Well, last night right as we were closing, I found a strange knife lying on the counter next to the register where I do my buybacks. I had never seen anything quite like it. I showed it to one of the guys I work with, and he had never seen anything like it either. It resembled a scalpel, sort of, with a long slim handle and short blade, like the kind you would use for small, precision cutting. Except that it was retractable, like a switchblade. And really, really amazingly sharp. The kind of sharp where I brushed the flat of my thumb gingerly down the flat of the blade to the edge and pulled back, as if the sharpness was giving off actual heat. The guy I work with took the blade and said he would show it to Nate in the morning when he arrived, and I thought nothing else of it for the rest of the night. We sometimes find tiny cutting items in our store from where thieves try to break the seals of our DVDs, though admittedly nothing like this had ever crossed our collective paths.
This morning apparently Nate called the police and gave them the knife to inspect. They took it back to the station, and around 9:30am that very same customer that I had last night called and angrily demanded the "letter opener" that he had accidentally left in our store last night. Needless to say the guy was livid that Nate turned it over to the police, whom had told us that even they had no idea what kind of knife that was, and it even scared them just looking at it. I spoke to the police officer about our encounter last night, and the policeman said that he was going to make the guy come directly to the police station to pick up his knife. Perhaps to check the guy out themselves, but as far as I was concerned all I cared about was not having to see that man again first thing in the morning, if at all anymore, since Nate wants to ban him from the store. "He could have pulled that knife on you, Melissa!" Nate exclaimed. " I won't have crazy people pulling out dangerous weapons at an open cash register!" Even Tracy was telling me that why on earth would a guy carry a razor sharp "letter opener" wherever he went, and pull it out while we were doing a transaction. Did somebody walk up at that moment and maybe change his mind about...
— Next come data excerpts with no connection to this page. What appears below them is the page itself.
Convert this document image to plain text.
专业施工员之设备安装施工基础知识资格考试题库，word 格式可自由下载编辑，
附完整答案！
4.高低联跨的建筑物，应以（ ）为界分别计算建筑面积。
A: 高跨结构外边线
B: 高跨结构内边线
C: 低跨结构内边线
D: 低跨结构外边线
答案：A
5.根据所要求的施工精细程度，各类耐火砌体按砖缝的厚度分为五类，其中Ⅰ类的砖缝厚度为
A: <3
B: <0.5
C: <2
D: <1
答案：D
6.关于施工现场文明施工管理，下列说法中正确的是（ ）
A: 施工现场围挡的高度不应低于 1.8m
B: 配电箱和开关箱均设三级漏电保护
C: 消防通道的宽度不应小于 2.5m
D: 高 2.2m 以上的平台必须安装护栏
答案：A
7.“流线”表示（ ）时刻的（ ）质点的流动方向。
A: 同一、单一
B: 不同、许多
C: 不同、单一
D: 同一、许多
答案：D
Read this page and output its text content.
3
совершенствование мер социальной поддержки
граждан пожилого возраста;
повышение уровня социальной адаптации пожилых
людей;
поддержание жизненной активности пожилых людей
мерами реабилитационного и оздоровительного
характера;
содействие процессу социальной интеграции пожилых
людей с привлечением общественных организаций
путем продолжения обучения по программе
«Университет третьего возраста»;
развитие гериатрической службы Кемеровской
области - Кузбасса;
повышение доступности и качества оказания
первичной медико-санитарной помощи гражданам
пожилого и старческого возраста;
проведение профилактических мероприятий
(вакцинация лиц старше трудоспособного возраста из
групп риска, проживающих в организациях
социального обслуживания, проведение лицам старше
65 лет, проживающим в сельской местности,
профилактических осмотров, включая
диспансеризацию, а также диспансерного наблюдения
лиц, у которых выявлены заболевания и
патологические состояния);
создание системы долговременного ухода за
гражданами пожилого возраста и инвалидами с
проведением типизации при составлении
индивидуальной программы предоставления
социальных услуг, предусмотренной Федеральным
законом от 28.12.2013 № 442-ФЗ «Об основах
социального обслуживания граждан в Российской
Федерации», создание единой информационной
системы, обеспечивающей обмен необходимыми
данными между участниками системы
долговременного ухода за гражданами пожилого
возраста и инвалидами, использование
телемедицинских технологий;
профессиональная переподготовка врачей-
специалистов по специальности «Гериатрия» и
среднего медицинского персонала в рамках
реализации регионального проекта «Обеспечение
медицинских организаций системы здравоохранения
No, honestly, I don't really think this guy would have tried to rob or hurt me. As mean as he is, he doesn't strike me as the killin' type. Of course it's usually those types that get the most killin' in, aren't they? And really now, who's going to get into a scrap over the monetary worth of flippin' Duel In The Sun? Jesus Christ, Jennifer Jones reeked in that picture, yo. Among other things.
Anyway, if anything good comes out of my last few wretched months with this company, it would be never having to see Crazy It's-Only-A-Letter-Opener Guy back in the store again. Sure dude, and my nametag laminate gets me backstage at all the swinging' Fishbone concerts. Which , by the way, I ALSO MISSED AT THE JEWISH MOTHER LAST NIGHT. Yeah yeah, the evening pretty much sucked all the way around.